When I was younger (much younger) I had a series of dreams. These dreams were very realistic in the effect that I was able to have all my senses functioning during them... meaning I was able to smell, taste, hear, see, feel everything going on in the dream. Just as I (we) do in the waking world.
What these dreams entailed however was my dying, or in the process of dying in a myriad of ways; Being run-over by a semi, getting stabbed in the heart, shot in the back with shotgun, shot in the head, someone breaking my neck, falling (lots of people have these but falling down a ravine and feeling every bump, rock and bounce on the way down ... not free falling), being attacked by various large animals including but not limited to bears, sharks, tigers, wolves, elephants, bulls, etc. etc., being crushed, being pulled apart and so forth. Of all these dreams I always woke up right before the final moment of death. These dreams were in succession (and at random from the above listing) until the drowning, of that I recall vividly...
Seems I was swimming (but location is vauge at this point, could've been a swimming pool, ocean, lake, pond, where-ever) and dove under the water... but when attempting to surface, it was as if someone laid a large piece of plexiglass over the surface of the water and I couldn't get through. I fought and punched and kicked frantically because I didn't take a deep enough breath to hold for very long. I could feel/taste the water going in to my mouth and lungs and filling them, replacing what precious air I had left.
Eventually my efforts weakened and finally I began to sink and drift. I recall the sensation clearly of my mind's eye fading to grey then closing to darkness, I could feel my-"self" leaving my body, being at peace, being content, ready to go where-ever.
But at the last moment I fought and kicked my way back to the surface, wholly determined to break the barrier above me. My hands outstretched I reached the barrier and shoved as hard as I could.

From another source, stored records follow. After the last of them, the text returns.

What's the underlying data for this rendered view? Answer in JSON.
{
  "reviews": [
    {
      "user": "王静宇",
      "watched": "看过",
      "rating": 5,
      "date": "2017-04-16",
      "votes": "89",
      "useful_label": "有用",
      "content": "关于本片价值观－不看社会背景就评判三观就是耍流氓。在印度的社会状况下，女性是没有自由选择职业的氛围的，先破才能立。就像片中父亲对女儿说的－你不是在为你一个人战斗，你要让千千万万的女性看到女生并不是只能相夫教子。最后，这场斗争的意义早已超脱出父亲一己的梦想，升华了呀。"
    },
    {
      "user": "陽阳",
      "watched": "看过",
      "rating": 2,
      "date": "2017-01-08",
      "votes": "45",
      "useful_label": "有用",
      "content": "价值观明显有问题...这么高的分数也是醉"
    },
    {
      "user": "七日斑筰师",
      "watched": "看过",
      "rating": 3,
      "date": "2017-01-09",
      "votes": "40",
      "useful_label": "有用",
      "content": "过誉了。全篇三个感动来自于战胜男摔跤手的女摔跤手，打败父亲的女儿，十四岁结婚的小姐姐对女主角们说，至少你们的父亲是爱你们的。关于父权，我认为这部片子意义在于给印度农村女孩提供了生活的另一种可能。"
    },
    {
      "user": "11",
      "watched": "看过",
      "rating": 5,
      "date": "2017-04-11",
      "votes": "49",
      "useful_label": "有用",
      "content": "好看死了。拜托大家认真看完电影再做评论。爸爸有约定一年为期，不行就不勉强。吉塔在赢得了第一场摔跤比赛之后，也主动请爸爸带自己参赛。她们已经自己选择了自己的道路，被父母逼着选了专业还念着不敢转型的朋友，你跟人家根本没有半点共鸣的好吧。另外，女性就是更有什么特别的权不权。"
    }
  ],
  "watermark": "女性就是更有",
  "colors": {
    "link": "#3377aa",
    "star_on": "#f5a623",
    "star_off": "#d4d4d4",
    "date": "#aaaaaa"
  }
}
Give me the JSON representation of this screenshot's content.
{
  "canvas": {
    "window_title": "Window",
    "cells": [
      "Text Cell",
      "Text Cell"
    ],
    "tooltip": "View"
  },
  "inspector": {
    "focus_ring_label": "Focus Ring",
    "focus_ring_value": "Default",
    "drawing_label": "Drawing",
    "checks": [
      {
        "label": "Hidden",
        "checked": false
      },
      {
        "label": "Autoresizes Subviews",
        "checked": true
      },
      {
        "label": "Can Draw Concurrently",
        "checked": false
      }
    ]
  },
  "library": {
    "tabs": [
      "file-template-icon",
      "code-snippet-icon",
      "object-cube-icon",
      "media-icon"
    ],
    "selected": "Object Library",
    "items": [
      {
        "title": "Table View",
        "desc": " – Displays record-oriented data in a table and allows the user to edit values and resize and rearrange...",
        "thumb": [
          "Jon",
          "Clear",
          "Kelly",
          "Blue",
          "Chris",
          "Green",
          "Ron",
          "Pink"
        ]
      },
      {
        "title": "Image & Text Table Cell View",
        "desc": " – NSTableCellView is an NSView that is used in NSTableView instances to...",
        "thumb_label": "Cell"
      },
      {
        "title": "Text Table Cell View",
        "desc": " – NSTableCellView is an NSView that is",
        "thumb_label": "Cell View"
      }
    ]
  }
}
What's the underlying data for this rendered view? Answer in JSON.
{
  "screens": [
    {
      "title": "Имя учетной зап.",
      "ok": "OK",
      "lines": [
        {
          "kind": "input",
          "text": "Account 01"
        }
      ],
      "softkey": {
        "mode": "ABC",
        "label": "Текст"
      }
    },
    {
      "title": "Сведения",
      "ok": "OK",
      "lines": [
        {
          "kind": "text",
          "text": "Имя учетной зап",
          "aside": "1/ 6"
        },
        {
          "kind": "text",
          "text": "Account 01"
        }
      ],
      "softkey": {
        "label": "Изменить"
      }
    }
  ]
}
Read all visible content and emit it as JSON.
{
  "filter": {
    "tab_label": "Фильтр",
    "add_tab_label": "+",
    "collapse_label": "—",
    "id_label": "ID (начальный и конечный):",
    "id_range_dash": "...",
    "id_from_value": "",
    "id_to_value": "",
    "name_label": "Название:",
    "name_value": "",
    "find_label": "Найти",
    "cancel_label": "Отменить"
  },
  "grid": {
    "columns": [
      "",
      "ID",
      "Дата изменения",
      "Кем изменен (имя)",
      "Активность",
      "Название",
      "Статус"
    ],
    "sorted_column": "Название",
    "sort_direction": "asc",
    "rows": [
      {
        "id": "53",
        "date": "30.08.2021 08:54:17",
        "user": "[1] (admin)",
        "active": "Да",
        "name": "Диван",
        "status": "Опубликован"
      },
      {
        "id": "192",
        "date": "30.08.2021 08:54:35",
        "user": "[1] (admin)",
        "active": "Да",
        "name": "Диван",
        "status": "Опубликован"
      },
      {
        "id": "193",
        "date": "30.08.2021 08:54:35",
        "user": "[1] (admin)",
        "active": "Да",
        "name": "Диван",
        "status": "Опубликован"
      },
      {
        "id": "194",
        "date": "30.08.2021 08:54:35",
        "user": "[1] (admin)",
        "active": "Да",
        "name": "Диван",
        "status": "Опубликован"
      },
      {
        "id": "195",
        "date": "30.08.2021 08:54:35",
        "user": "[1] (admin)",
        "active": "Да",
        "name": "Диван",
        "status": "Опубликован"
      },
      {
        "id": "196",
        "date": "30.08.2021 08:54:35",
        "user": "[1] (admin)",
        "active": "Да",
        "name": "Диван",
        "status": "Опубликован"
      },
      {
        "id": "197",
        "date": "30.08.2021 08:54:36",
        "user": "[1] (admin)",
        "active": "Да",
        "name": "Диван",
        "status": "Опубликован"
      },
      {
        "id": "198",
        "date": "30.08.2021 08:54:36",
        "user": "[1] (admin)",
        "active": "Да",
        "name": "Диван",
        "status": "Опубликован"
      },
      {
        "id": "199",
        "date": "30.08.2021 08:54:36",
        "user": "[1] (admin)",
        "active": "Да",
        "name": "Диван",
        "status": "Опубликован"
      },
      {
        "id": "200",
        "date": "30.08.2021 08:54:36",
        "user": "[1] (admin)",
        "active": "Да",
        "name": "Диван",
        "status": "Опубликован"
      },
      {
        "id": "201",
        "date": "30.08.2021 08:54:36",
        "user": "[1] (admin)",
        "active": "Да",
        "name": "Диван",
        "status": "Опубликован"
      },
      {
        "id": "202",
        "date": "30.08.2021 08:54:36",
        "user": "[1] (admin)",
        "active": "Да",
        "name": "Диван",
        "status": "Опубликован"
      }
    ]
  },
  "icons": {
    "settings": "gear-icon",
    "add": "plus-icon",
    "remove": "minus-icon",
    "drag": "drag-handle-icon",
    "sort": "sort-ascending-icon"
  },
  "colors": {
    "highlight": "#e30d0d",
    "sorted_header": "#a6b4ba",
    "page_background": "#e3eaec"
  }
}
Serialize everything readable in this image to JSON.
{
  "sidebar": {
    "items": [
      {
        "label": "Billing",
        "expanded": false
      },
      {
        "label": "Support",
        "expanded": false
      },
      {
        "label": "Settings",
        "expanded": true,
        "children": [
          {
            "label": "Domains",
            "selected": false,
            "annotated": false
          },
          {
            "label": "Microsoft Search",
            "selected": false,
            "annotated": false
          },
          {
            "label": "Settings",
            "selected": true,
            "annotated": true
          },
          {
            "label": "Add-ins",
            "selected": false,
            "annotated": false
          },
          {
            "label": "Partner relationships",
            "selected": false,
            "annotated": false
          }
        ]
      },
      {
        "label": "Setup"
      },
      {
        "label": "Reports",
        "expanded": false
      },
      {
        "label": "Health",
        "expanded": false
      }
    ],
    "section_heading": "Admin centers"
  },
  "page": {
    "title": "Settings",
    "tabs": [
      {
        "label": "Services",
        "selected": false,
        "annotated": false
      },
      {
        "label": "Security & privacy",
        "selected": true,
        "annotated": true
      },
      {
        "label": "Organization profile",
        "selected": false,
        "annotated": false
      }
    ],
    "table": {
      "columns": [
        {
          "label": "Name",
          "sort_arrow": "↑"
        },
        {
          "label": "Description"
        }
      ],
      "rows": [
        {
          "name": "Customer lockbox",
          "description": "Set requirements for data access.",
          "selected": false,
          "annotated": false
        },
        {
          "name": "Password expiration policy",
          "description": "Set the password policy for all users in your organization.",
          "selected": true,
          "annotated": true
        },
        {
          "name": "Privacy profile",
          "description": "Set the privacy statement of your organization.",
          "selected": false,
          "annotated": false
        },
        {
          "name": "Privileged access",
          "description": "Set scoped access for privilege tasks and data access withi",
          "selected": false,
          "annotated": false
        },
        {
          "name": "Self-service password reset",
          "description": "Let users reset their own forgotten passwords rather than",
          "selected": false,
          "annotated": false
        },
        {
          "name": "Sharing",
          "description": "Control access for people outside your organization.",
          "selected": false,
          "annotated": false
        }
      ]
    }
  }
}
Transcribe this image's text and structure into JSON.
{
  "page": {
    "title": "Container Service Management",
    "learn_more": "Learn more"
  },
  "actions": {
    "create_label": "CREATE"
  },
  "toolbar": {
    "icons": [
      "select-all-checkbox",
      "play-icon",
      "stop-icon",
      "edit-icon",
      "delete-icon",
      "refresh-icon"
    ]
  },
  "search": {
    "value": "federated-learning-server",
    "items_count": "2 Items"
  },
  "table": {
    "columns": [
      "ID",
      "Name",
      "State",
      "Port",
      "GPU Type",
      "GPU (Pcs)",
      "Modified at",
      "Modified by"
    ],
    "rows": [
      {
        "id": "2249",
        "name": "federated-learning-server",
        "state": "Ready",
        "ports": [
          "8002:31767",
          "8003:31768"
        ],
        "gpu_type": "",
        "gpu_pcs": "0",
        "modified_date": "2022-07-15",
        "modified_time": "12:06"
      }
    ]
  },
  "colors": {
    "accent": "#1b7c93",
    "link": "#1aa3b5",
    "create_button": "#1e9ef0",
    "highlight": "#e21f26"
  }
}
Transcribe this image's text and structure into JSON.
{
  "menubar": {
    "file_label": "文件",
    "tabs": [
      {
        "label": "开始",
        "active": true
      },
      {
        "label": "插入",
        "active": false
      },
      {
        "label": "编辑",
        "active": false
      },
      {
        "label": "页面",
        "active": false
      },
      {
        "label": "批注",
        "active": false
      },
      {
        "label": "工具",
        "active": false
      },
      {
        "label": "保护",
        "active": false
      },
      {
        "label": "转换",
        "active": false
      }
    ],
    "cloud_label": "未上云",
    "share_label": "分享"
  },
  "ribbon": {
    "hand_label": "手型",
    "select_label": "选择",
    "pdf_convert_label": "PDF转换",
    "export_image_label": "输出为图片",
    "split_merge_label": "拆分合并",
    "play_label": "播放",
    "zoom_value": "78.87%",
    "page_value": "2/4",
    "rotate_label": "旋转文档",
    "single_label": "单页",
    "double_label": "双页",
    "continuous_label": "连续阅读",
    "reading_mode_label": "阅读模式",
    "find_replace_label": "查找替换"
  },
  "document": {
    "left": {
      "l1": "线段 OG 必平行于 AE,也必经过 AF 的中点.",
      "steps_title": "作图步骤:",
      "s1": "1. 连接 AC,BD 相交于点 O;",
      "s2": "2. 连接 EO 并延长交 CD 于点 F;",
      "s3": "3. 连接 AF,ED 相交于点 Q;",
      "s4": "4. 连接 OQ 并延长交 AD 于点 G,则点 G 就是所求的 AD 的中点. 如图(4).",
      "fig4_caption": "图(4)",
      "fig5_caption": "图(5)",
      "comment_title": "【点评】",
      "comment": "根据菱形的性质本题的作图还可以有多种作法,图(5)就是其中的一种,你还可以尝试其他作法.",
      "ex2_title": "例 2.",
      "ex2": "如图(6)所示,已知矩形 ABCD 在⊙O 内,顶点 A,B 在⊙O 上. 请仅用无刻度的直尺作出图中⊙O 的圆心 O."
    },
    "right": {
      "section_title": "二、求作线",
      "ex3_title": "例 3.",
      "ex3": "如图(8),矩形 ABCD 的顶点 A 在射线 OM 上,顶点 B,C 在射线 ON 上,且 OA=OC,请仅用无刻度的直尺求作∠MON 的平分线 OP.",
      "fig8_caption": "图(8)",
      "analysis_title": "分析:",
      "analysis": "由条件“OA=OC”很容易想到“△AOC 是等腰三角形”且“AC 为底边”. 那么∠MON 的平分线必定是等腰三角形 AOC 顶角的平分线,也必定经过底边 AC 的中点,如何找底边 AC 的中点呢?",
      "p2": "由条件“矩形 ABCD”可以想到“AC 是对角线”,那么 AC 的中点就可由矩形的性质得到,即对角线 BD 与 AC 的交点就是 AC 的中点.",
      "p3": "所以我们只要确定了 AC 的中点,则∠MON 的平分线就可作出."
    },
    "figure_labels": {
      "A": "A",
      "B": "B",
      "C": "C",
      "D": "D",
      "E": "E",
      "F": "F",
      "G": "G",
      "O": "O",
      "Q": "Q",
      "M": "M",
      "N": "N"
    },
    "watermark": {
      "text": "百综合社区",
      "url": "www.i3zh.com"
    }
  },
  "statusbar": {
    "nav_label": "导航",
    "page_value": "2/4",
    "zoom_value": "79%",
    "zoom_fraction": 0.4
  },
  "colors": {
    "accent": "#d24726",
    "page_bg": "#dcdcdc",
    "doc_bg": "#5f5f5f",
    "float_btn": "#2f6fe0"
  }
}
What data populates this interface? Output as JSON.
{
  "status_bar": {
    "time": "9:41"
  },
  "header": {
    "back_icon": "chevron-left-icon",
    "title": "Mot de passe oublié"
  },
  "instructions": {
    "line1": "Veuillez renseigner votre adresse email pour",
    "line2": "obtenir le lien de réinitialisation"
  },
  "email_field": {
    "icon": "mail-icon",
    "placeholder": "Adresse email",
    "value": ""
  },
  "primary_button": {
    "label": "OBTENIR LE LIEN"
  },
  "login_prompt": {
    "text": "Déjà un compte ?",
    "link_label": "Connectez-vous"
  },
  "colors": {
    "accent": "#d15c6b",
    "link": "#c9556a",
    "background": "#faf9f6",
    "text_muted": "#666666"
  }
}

Cold air hit my face and from the light of the streetlamp outside my bedroom window I could catch a faint imprint of my face on my pillow, breathing hard and rolling over and finally sitting up... I realized how close I came to suffocating on my pillow. I recall that I flung my pillow to the far corner of my room and didn't sleep for the rest of the night.
Since that night my "death-dreams" stopped and never returned. To this day I'm still trying to make sense of them and what they mean... I was never fascinated with death nor did I watch horror movies or read horror novels frequently. Later I did (and still do).
I honestly think that if I didn't decide at the last second before my soul/ spirit/life-force/essence/WHATEVER left my body my parents would've found me dead the following morning of asphyxiation/suffocation.
Right now, I can honestly say that I do not fear death. I don't want to die of course like any normal SANE human being and will FIGHT to stay alive, but afraid to die... no because it's not as terrible as it seems... not the final moments.